Mission

Bibliophiliac is the space where one passionate, voracious reader reflects on books and the reading life. You will find reviews, analysis, links, and reflections on poetry and prose both in and out of the mainstream.

A book must be the axe for the frozen sea within us. Franz Kafka

Thursday, December 8, 2016

Short But Powerful

Do You Have Time for a Cup of Coffee?

     No? Me neither. Let's have one anyway. Know what my life's been like lately? I leave for work in the dark and I come home from work in the dark. The only thing I want to do is throw myself onto my bed. Sometimes I go to bed at 8:00 or 8:30. Sometimes I sit up grading essays. What am I not doing? Finishing big fat juicy novels in a week. It took me forever to finish The Blind Assassin.

     So, here's my antidote for when life is too busy, too messy, and too overwhelming for a long and powerful book: read something short and powerful. Here are some suggestions.

1. Pond by Claire-Louise Bennett. This entrancing work of fiction is a series of linked vignettes--some with more narrative tension than others--all from the perspective of a solitary woman living in an isolated cottage in Ireland. This book is lovely, lyrical, enchanting. At 208 pages, it is a relatively quick read.

2. Train Dreams by Denis Johnson. At 116 pages, this little book is so gorgeous and affecting you will wonder why people bother to write longer books.
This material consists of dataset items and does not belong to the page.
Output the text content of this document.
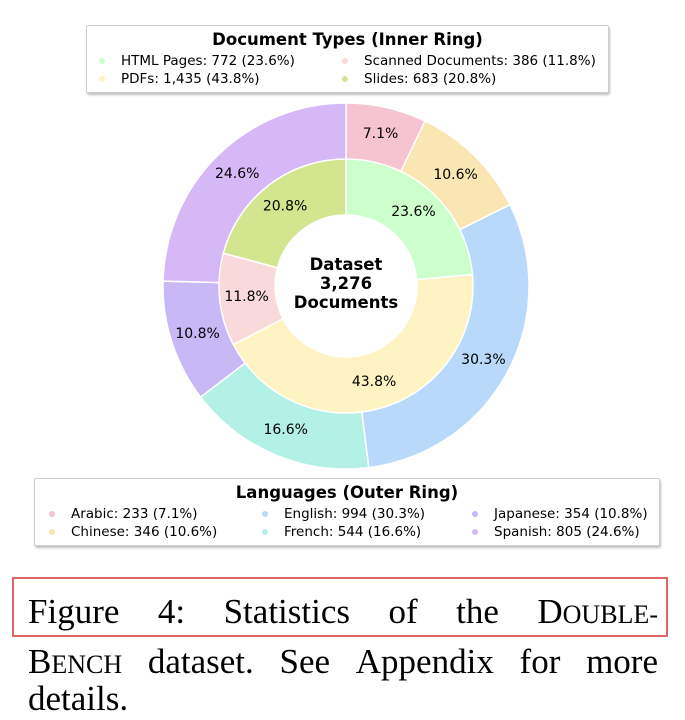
7.1%
10.6%
30.3%
16.6%
10.8%
24.6%
23.6%
43.8%
11.8%
20.8%
Dataset
3,276
Documents
Document Types (Inner Ring)
HTML Pages: 772 (23.6%)
PDFs: 1,435 (43.8%)
Scanned Documents: 386 (11.8%)
Slides: 683 (20.8%)
Languages (Outer Ring)
Arabic: 233 (7.1%)
Chinese: 346 (10.6%)
English: 994 (30.3%)
French: 544 (16.6%)
Japanese: 354 (10.8%)
Spanish: 805 (24.6%)
Figure 4: Statistics of the DOUBLE-
BENCH dataset. See Appendix for more
details.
Train Dreams is the story of Robert Grainier, a day laborer in the American West at the start of the twentieth century. This little book captures history at the ground level, but is also suffused with emotion and myth. Simply beautiful.

3. Ayiti by Roxane Gay. The author is better known for Bad Feminist, An Untamed State, World of Wakanda, and her mordantly funny twitter feed. Ayiti, 121 pages, is an introduction to the author through a series of brief stories set in Haiti.

4. Drown by Junot Diaz. Powerful linked stories set in Santo Domingo and New York.So good they will make you glad you are alive to read them. 208 pages.

5. Upstream: Selected Essays by Mary Oliver. If I could, I think I would live entirely in the world of Mary Oliver. A modern-day Romantic and Transcendentalist, Oliver will make you look at life and nature with fresh eyes. 128 pages.

6. American Salvage by Bonnie Jo Campbell. The most beautiful, gritty, disturbing, real stories about people you feel you can touch they are so deeply imagined. Incredible, graceful, compassionate writing. 170 pages.

     There you have it: six short but powerful books that will remind you that you are a reader, and why.

1 comment:

Iliana said...

Isn't Mary Oliver wonderful? I finished her collection Blue Horses recently and felt like I wanted to highlight every single page. Hope you at least have some downtime to look forward to now that we are in the Holiday season!